Metadata-Version: 2.1
Name: spacy_sentence_bert
Version: 0.1.1
Summary: SpaCy models for using sentence-BERT
Home-page: https://github.com/MartinoMensio/spacy-sentence-bert
Author: Martino Mensio
Author-email: martino.mensio@open.ac.uk
License: UNKNOWN
Description: # Sentence-BERT for spaCy
        
        This package wraps [sentence-transformers](https://github.com/UKPLab/sentence-transformers) (also known as [sentence-BERT](http://arxiv.org/abs/1908.10084)) directly in spaCy.

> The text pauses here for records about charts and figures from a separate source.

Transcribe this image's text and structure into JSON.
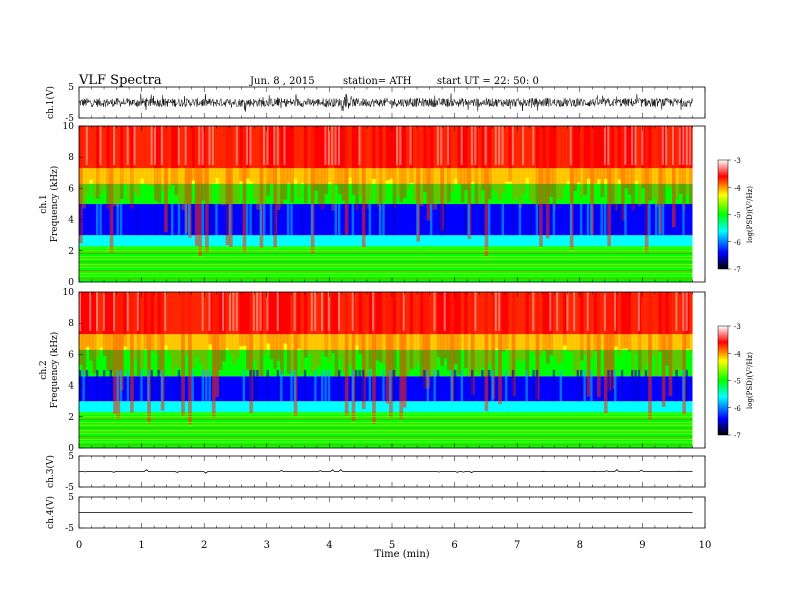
{
  "header": {
    "title": "VLF Spectra",
    "date": "Jun. 8 , 2015",
    "station": "station= ATH",
    "start": "start UT = 22: 50: 0"
  },
  "colors": {
    "waveform": "#000000",
    "colormap": [
      "#000000",
      "#0000ff",
      "#00ffff",
      "#00ff00",
      "#ffff00",
      "#ff0000",
      "#ffffff"
    ]
  },
  "chart_data": [
    {
      "type": "line",
      "panel": "ch1-waveform",
      "ylabel": "ch.1(V)",
      "yticks": [
        "5",
        "-5"
      ],
      "ylim": [
        -5,
        5
      ],
      "xlim": [
        0,
        10
      ],
      "description_of_values": "noise band roughly between -2 and +2 V across 0-9.8 min",
      "envelope": [
        -2,
        2
      ]
    },
    {
      "type": "heatmap",
      "panel": "ch1-spectrogram",
      "ylabel": "Frequency (kHz)",
      "channel_label": "ch.1",
      "yticks": [
        "0",
        "2",
        "4",
        "6",
        "8",
        "10"
      ],
      "ylim": [
        0,
        10
      ],
      "xlim": [
        0,
        10
      ],
      "data_end_min": 9.8,
      "colorbar": {
        "label": "log(PSD)(V²/Hz)",
        "ticks": [
          "-3",
          "-4",
          "-5",
          "-6",
          "-7"
        ],
        "range": [
          -7,
          -3
        ]
      },
      "bands_log_psd": [
        {
          "f_low": 0,
          "f_high": 2.3,
          "level": -5.2
        },
        {
          "f_low": 2.3,
          "f_high": 3.0,
          "level": -5.6
        },
        {
          "f_low": 3.0,
          "f_high": 5.0,
          "level": -6.3
        },
        {
          "f_low": 5.0,
          "f_high": 6.3,
          "level": -5.0
        },
        {
          "f_low": 6.3,
          "f_high": 7.3,
          "level": -4.3
        },
        {
          "f_low": 7.3,
          "f_high": 10,
          "level": -3.8
        }
      ]
    },
    {
      "type": "heatmap",
      "panel": "ch2-spectrogram",
      "ylabel": "Frequency (kHz)",
      "channel_label": "ch.2",
      "yticks": [
        "0",
        "2",
        "4",
        "6",
        "8",
        "10"
      ],
      "ylim": [
        0,
        10
      ],
      "xlim": [
        0,
        10
      ],
      "data_end_min": 9.8,
      "colorbar": {
        "label": "log(PSD)(V²/Hz)",
        "ticks": [
          "-3",
          "-4",
          "-5",
          "-6",
          "-7"
        ],
        "range": [
          -7,
          -3
        ]
      },
      "bands_log_psd": [
        {
          "f_low": 0,
          "f_high": 2.3,
          "level": -5.2
        },
        {
          "f_low": 2.3,
          "f_high": 3.0,
          "level": -5.5
        },
        {
          "f_low": 3.0,
          "f_high": 4.6,
          "level": -6.1
        },
        {
          "f_low": 4.6,
          "f_high": 6.3,
          "level": -4.8
        },
        {
          "f_low": 6.3,
          "f_high": 7.3,
          "level": -4.1
        },
        {
          "f_low": 7.3,
          "f_high": 10,
          "level": -3.7
        }
      ]
    },
    {
      "type": "line",
      "panel": "ch3-waveform",
      "ylabel": "ch.3(V)",
      "yticks": [
        "5",
        "-5"
      ],
      "ylim": [
        -5,
        5
      ],
      "xlim": [
        0,
        10
      ],
      "envelope": [
        -0.2,
        0.2
      ]
    },
    {
      "type": "line",
      "panel": "ch4-waveform",
      "ylabel": "ch.4(V)",
      "yticks": [
        "5",
        "-5"
      ],
      "ylim": [
        -5,
        5
      ],
      "xlim": [
        0,
        10
      ],
      "envelope": [
        0,
        0
      ]
    }
  ],
  "xaxis": {
    "label": "Time (min)",
    "ticks": [
      "0",
      "1",
      "2",
      "3",
      "4",
      "5",
      "6",
      "7",
      "8",
      "9",
      "10"
    ]
  }
}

        You can substitute the vectors provided in any [spaCy model](https://spacy.io/models) with vectors that have been tuned specifically for semantic similarity.
        
        The models below are suggested for analysing sentence similarity, as the STS benchmark indicates.

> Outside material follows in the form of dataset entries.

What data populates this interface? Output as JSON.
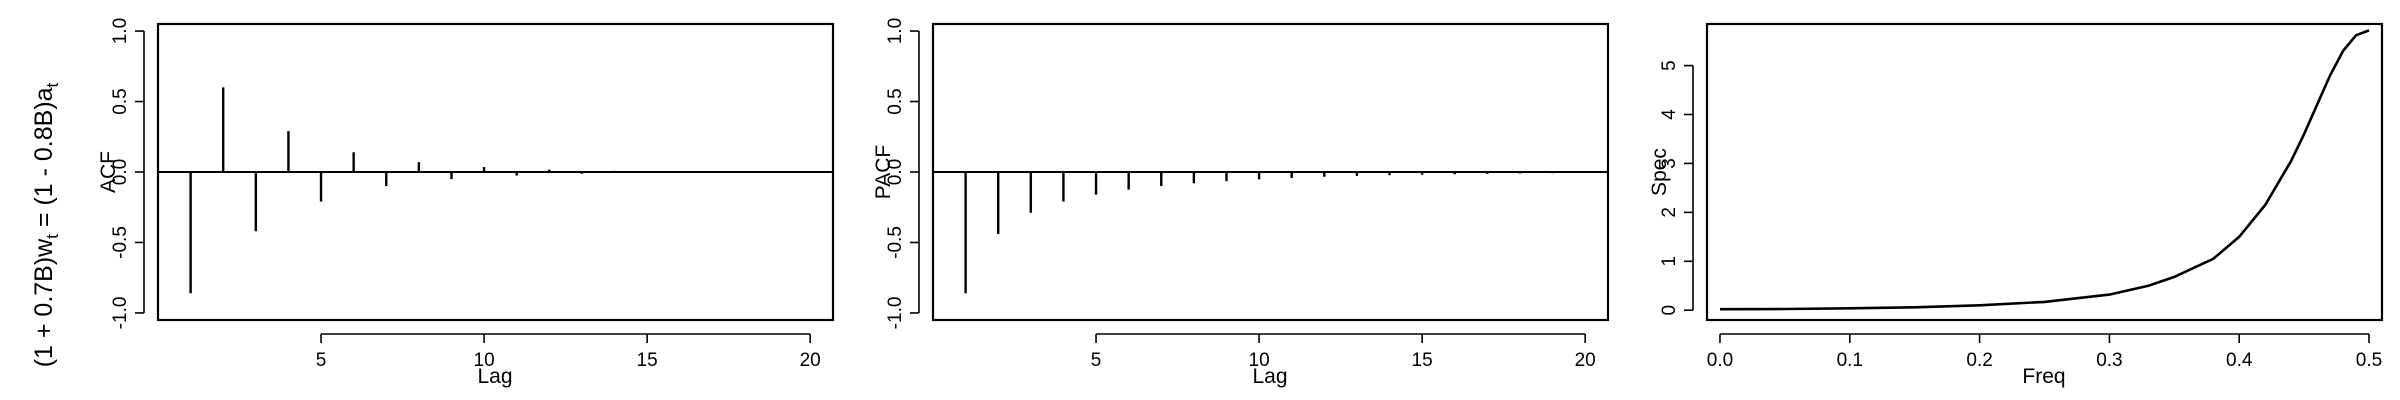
{
  "model_title": {
    "prefix": "(1 + 0.7B)w",
    "prefix_sub": "t",
    "mid": " = (1 - 0.8B)a",
    "mid_sub": "t"
  },
  "chart_data": [
    {
      "type": "bar",
      "title": "",
      "xlabel": "Lag",
      "ylabel": "ACF",
      "xlim": [
        0,
        20.7
      ],
      "ylim": [
        -1.05,
        1.05
      ],
      "xticks": [
        5,
        10,
        15,
        20
      ],
      "yticks": [
        -1.0,
        -0.5,
        0.0,
        0.5,
        1.0
      ],
      "ytick_labels": [
        "-1.0",
        "-0.5",
        "0.0",
        "0.5",
        "1.0"
      ],
      "x": [
        1,
        2,
        3,
        4,
        5,
        6,
        7,
        8,
        9,
        10,
        11,
        12,
        13,
        14,
        15,
        16,
        17,
        18,
        19,
        20
      ],
      "values": [
        -0.86,
        0.6,
        -0.42,
        0.29,
        -0.21,
        0.14,
        -0.1,
        0.07,
        -0.05,
        0.035,
        -0.025,
        0.017,
        -0.012,
        0.008,
        -0.006,
        0.004,
        -0.003,
        0.002,
        -0.0015,
        0.001
      ],
      "grid": false
    },
    {
      "type": "bar",
      "title": "",
      "xlabel": "Lag",
      "ylabel": "PACF",
      "xlim": [
        0,
        20.7
      ],
      "ylim": [
        -1.05,
        1.05
      ],
      "xticks": [
        5,
        10,
        15,
        20
      ],
      "yticks": [
        -1.0,
        -0.5,
        0.0,
        0.5,
        1.0
      ],
      "ytick_labels": [
        "-1.0",
        "-0.5",
        "0.0",
        "0.5",
        "1.0"
      ],
      "x": [
        1,
        2,
        3,
        4,
        5,
        6,
        7,
        8,
        9,
        10,
        11,
        12,
        13,
        14,
        15,
        16,
        17,
        18,
        19,
        20
      ],
      "values": [
        -0.86,
        -0.44,
        -0.29,
        -0.21,
        -0.16,
        -0.125,
        -0.1,
        -0.08,
        -0.065,
        -0.052,
        -0.042,
        -0.034,
        -0.028,
        -0.023,
        -0.019,
        -0.016,
        -0.013,
        -0.011,
        -0.009,
        -0.007
      ],
      "grid": false
    },
    {
      "type": "line",
      "title": "",
      "xlabel": "Freq",
      "ylabel": "Spec",
      "xlim": [
        -0.01,
        0.51
      ],
      "ylim": [
        -0.2,
        5.85
      ],
      "xticks": [
        0.0,
        0.1,
        0.2,
        0.3,
        0.4,
        0.5
      ],
      "xtick_labels": [
        "0.0",
        "0.1",
        "0.2",
        "0.3",
        "0.4",
        "0.5"
      ],
      "yticks": [
        0,
        1,
        2,
        3,
        4,
        5
      ],
      "ytick_labels": [
        "0",
        "1",
        "2",
        "3",
        "4",
        "5"
      ],
      "x": [
        0.0,
        0.05,
        0.1,
        0.15,
        0.2,
        0.25,
        0.3,
        0.33,
        0.35,
        0.38,
        0.4,
        0.42,
        0.44,
        0.45,
        0.46,
        0.47,
        0.48,
        0.49,
        0.5
      ],
      "values": [
        0.02,
        0.025,
        0.04,
        0.06,
        0.1,
        0.17,
        0.32,
        0.5,
        0.68,
        1.05,
        1.5,
        2.15,
        3.05,
        3.6,
        4.2,
        4.8,
        5.3,
        5.62,
        5.72
      ],
      "grid": false
    }
  ]
}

        Keep in mind that `sentence-transformers` are configured with a maximum sequence length of 128. Therefore for longer texts it may be more suitable to work with other models (e.g. [Universal Sentence Encoder](https://github.com/MartinoMensio/spacy-universal-sentence-encoder-tfhub)).
        
        ## Install
        
        Compatibility:
        - spaCy>=3.0.0,<4.0.0, tested on version 3.0.3
        - sentence-transformers: tested on version 0.1.4
        
        To install this package, you can run one of the following:
        
        - `pip install spacy_sentence_bert`
        -  `pip install git+https://github.com/MartinoMensio/spacy-sentence-bert.git`
        
        You can install standalone spaCy packages from GitHub with pip.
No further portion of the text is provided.